The year 2006 also saw an increase in the acceptance and use of predictive analysis and other types of pattern recognition analytics as tools in the fight against fraud. Combining these technologies with the more data-centric new claims system gives carriers greater access to higher-quality claims data--valuable ammunition that gives carriers a chance to stay one step ahead.
The return of soft-market conditions has fueled the industry's search for opportunities to reduce operational costs. With claims costs accounting for the major share of insurers' cash outflows, carriers are insisting their claims departments increase efficiencies and lower leakage while providing even better and faster service to support customer-retention goals.
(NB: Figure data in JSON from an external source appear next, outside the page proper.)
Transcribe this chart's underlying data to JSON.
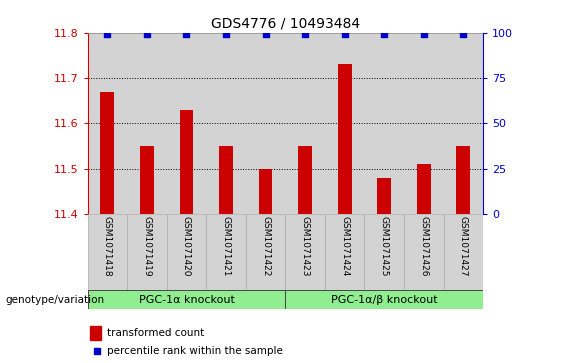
{
  "title": "GDS4776 / 10493484",
  "samples": [
    "GSM1071418",
    "GSM1071419",
    "GSM1071420",
    "GSM1071421",
    "GSM1071422",
    "GSM1071423",
    "GSM1071424",
    "GSM1071425",
    "GSM1071426",
    "GSM1071427"
  ],
  "transformed_counts": [
    11.67,
    11.55,
    11.63,
    11.55,
    11.5,
    11.55,
    11.73,
    11.48,
    11.51,
    11.55
  ],
  "percentile_ranks": [
    99,
    99,
    99,
    99,
    99,
    99,
    99,
    99,
    99,
    99
  ],
  "ylim_left": [
    11.4,
    11.8
  ],
  "ylim_right": [
    0,
    100
  ],
  "yticks_left": [
    11.4,
    11.5,
    11.6,
    11.7,
    11.8
  ],
  "yticks_right": [
    0,
    25,
    50,
    75,
    100
  ],
  "bar_color": "#cc0000",
  "dot_color": "#0000cc",
  "group1_label": "PGC-1α knockout",
  "group2_label": "PGC-1α/β knockout",
  "group1_indices": [
    0,
    1,
    2,
    3,
    4
  ],
  "group2_indices": [
    5,
    6,
    7,
    8,
    9
  ],
  "group_bg_color": "#90ee90",
  "xlabel_left": "genotype/variation",
  "legend_bar_label": "transformed count",
  "legend_dot_label": "percentile rank within the sample",
  "x_bg_color": "#d3d3d3",
  "dotted_grid_color": "#000000",
  "right_axis_color": "#0000cc",
  "left_axis_color": "#cc0000",
  "white_bg": "#ffffff",
  "bar_width": 0.35
}
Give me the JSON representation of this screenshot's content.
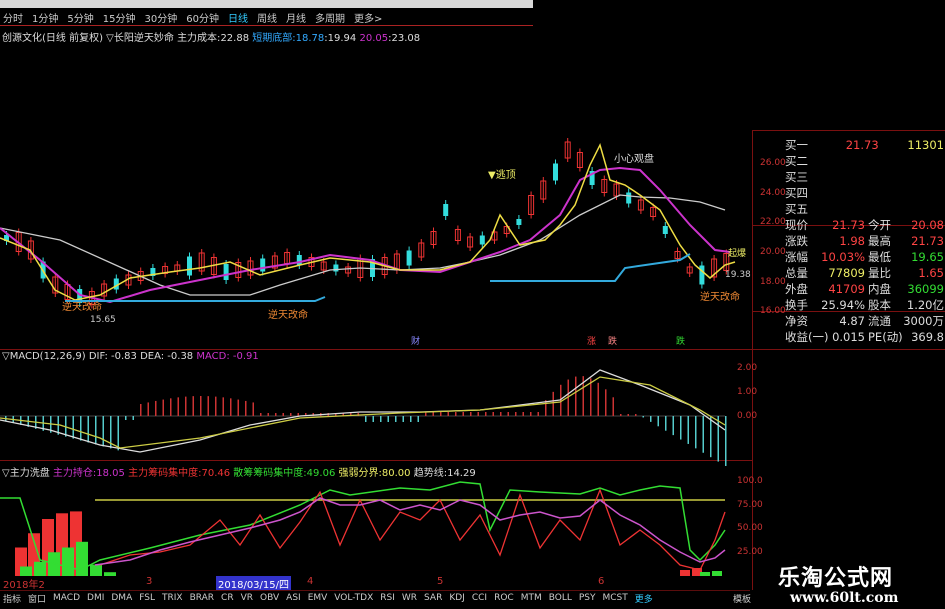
{
  "toolbar": {
    "periods": [
      "分时",
      "1分钟",
      "5分钟",
      "15分钟",
      "30分钟",
      "60分钟",
      "日线",
      "周线",
      "月线",
      "多周期",
      "更多>"
    ],
    "active": "日线"
  },
  "info": {
    "stock": "创源文化(日线 前复权)",
    "indicator": "▽长阳逆天妙命",
    "cost_label": "主力成本:",
    "cost_value": "22.88",
    "short_label": "短期底部:",
    "short_value1": "18.78",
    "short_value2": ":19.94",
    "v3": "20.05",
    "v4": ":23.08"
  },
  "price_axis": [
    "26.00",
    "24.00",
    "22.00",
    "20.00",
    "18.00",
    "16.00"
  ],
  "macd_axis": [
    "2.00",
    "1.00",
    "0.00"
  ],
  "bottom_axis": [
    "100.0",
    "75.00",
    "50.00",
    "25.00"
  ],
  "chart_labels": {
    "escape": "▼逃顶",
    "caution": "小心观盘",
    "reversal1": "逆天改命",
    "reversal2": "逆天改命",
    "reversal3": "逆天改命",
    "low_value": "15.65",
    "right_value": "19.38",
    "buy_label": "起爆",
    "cai": "财",
    "zhang": "涨",
    "die": "跌",
    "die2": "跌"
  },
  "quote": {
    "buy1": {
      "label": "买一",
      "price": "21.73",
      "vol": "11301"
    },
    "buy_levels": [
      "买二",
      "买三",
      "买四",
      "买五"
    ],
    "rows": [
      {
        "k": "现价",
        "v": "21.73",
        "vc": "red",
        "k2": "今开",
        "v2": "20.08",
        "v2c": "red"
      },
      {
        "k": "涨跌",
        "v": "1.98",
        "vc": "red",
        "k2": "最高",
        "v2": "21.73",
        "v2c": "red"
      },
      {
        "k": "涨幅",
        "v": "10.03%",
        "vc": "red",
        "k2": "最低",
        "v2": "19.65",
        "v2c": "green"
      },
      {
        "k": "总量",
        "v": "77809",
        "vc": "yellow",
        "k2": "量比",
        "v2": "1.65",
        "v2c": "red"
      },
      {
        "k": "外盘",
        "v": "41709",
        "vc": "red",
        "k2": "内盘",
        "v2": "36099",
        "v2c": "green"
      },
      {
        "k": "换手",
        "v": "25.94%",
        "vc": "white",
        "k2": "股本",
        "v2": "1.20亿",
        "v2c": "white"
      },
      {
        "k": "净资",
        "v": "4.87",
        "vc": "white",
        "k2": "流通",
        "v2": "3000万",
        "v2c": "white"
      },
      {
        "k": "收益(一)",
        "v": "0.015",
        "vc": "white",
        "k2": "PE(动)",
        "v2": "369.8",
        "v2c": "white"
      }
    ]
  },
  "macd": {
    "name": "▽MACD(12,26,9)",
    "dif": "DIF: -0.83",
    "dea": "DEA: -0.38",
    "macd": "MACD: -0.91"
  },
  "bottom": {
    "name": "▽主力洗盘",
    "hold_label": "主力持仓:",
    "hold_value": "18.05",
    "conc_label": "主力筹码集中度:",
    "conc_value": "70.46",
    "retail_label": "散筹筹码集中度:",
    "retail_value": "49.06",
    "split_label": "强弱分界:",
    "split_value": "80.00",
    "trend_label": "趋势线:",
    "trend_value": "14.29"
  },
  "timeline": [
    "2018年2",
    "3",
    "2018/03/15/四",
    "4",
    "5",
    "6"
  ],
  "tabs": [
    "指标",
    "窗口",
    "MACD",
    "DMI",
    "DMA",
    "FSL",
    "TRIX",
    "BRAR",
    "CR",
    "VR",
    "OBV",
    "ASI",
    "EMV",
    "VOL-TDX",
    "RSI",
    "WR",
    "SAR",
    "KDJ",
    "CCI",
    "ROC",
    "MTM",
    "BOLL",
    "PSY",
    "MCST",
    "更多"
  ],
  "template_label": "模板",
  "watermark": {
    "title": "乐淘公式网",
    "url": "www.60lt.com"
  },
  "colors": {
    "up": "#ff3333",
    "down": "#33dddd",
    "ma5": "#eedd44",
    "ma10": "#cc33cc",
    "ma_long": "#cccccc",
    "support": "#33aadd",
    "grid": "#7a1010"
  }
}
These 2006 trends highlight the role technology, modern claims technology in particular, can play in meeting these challenges. It has been a year of optimism on the technology front as modern claims systems and mobile technologies have come into their own and are being deployed at an accelerated rate by carriers of all types and sizes.
The role these technologies already play in helping carriers respond to their policyholders, offer better products and improve combined ratios bodes well for the industry's future.
BRIAN DESMOND
is vice president, marketing, at Guidewire Software, a provider of technology systems to the property/casualty and workers' compensation industries.